What is Critical Literacy?

Dyson (2000) defines critical literacy as continuing process of learning that enables students to use speaking, thinking, reading, writing, listening to, evaluating and effectively constructs meaning, interact, and communicate in real-life situations. Students are continually learning, reflecting, thinking, and assume responsibility for continuing to grow and develop their literacy. According to Anderson (1994) literacy development starts at birth and is formed by cultural values and beliefs, prior knowledge, and social interactions. When students are trying to process new information they use prior knowledge to build a foundation to solve problems, share ideas and meaningful construction, to build development.

It is important to make sure that the next generation has literacy skills to survive and thrive in the 21st century. Tests will continue to be important gauges of student’s abilities to use English; standardized vocabulary and comprehension tests show that basic skills are learned well when literature is plentiful and times to write imaginatively are frequent. Critical literacy can also have a dramatic effect on writing. Students who read books, with well developed literacy elements, write with higher quality, use more complex sentences, use more variety of literacy forms (genre) , and include a greater range of poetic devices (rhythm, rhyme, repetition, alliteration) (Dressell, 1990).

What is the Significance of Critical Literacy as it relates to Adolescents?

Critical literacy is significant because it provokes higher order thinking. Students must use higher order thinking skills (HOTS) to analyze and make sense of these problems (Moll, 1994). Techniques such as put your thumb up when you find the problem engage analytic thinking, and students can be guided through the creative problem-solving process to gather data and brainstorm solutions. Such predications increase active engagement and encourage the creative problem solving skills necessary for family living and workplace success.
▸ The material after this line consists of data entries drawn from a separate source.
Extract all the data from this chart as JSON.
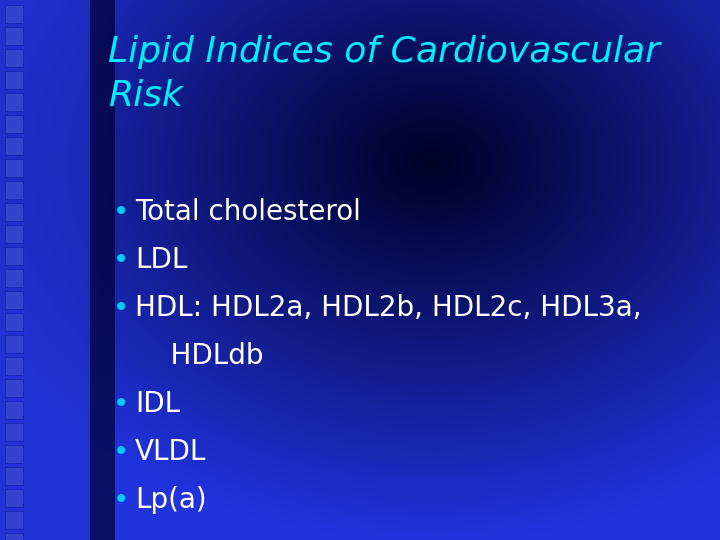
{
  "title_line1": "Lipid Indices of Cardiovascular",
  "title_line2": "Risk",
  "title_color": "#00EEFF",
  "bullet_color": "#FFFFFF",
  "bullet_dot_color": "#00CCFF",
  "bullet_items": [
    "Total cholesterol",
    "LDL",
    "HDL: HDL2a, HDL2b, HDL2c, HDL3a,",
    "HDLdb",
    "IDL",
    "VLDL",
    "Lp(a)"
  ],
  "bullet_flags": [
    true,
    true,
    true,
    false,
    true,
    true,
    true
  ],
  "bg_color_center": "#000033",
  "bg_color_edge": "#2233DD",
  "left_strip_color": "#3344EE",
  "title_fontsize": 26,
  "bullet_fontsize": 20,
  "fig_width": 7.2,
  "fig_height": 5.4,
  "dpi": 100
}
Critical literacy creates inferences that help students connect the ideas behind the words, comprehend, and analyze. Critical literacy help students understand style as well as to examine how words are used in special ways: Figurative language is the use of words to stand for other things: Imagery: appeals to the five senses of smell, hearing, taste, feel or texture, and vision. Such language triggers concrete images that engage a reader or listener. Metaphors: are comparisons that create mental images because they connect something familiar with something less familiar. Alliteration: the repetition of the same sound in a series of words. It refers to beginning sounds. Assonance: the repletion of vowel sounds any place in a series of words. Personification: giving of human traits, such as feeling, actions, and the ability to speak, to animals or objects (Moll, 1994).

Conclusion
The literacy experience extends beyond the text as students explore additional ideas that grow from their responses when the teacher can get students to stretch and explore, into new areas of experience, the literature will have served its purpose well, and the students would have grown as a result. When students are learning to respond critically they are like any artist just starting out; they are afraid they won’t get it right. But fresh new ideas do not flow from a mind fixed on right answers. It is important to get students to share examples, ask questions to model critical literacy. Creativity is also encouraged by giving choices.

References
Anderson,, R. (1994). Role of the Reader’s Schema in Comprehension, Learning, and Memory. In Ruddell, R. B., Ruddell, M. R., Singer, H. (Eds.). Theoretical models and processes of reading, 4th ed. (pp.469-482). Newark, DE: International Reading Association.
Dressel, J. (1990). The effects of listening to and discussing different qualities
Of children’s literature on the narrative writing of fifth graders. Research
In the Teaching of English, 24, 397-414.

Dyson, A. (2000). Writing the Sea of voices: Oral Language In, Around, and About
Writing. In Indrisano, R., & Squire, J. R. Perspectives on writing: Research,
theory, and practice. (pp. 45-65). Newark, DE: International Reading
Association.

Moll, L. (1994). Literacy Research in Community and Classrooms: A Sociocultural
Approach. In Ruddell, R. B., Ruddell, M. R., Singer, H. (Eds.). Theoretical models and processes of reading, 4th ed. (pp. 179-207). Newark, DE: International Reading Association.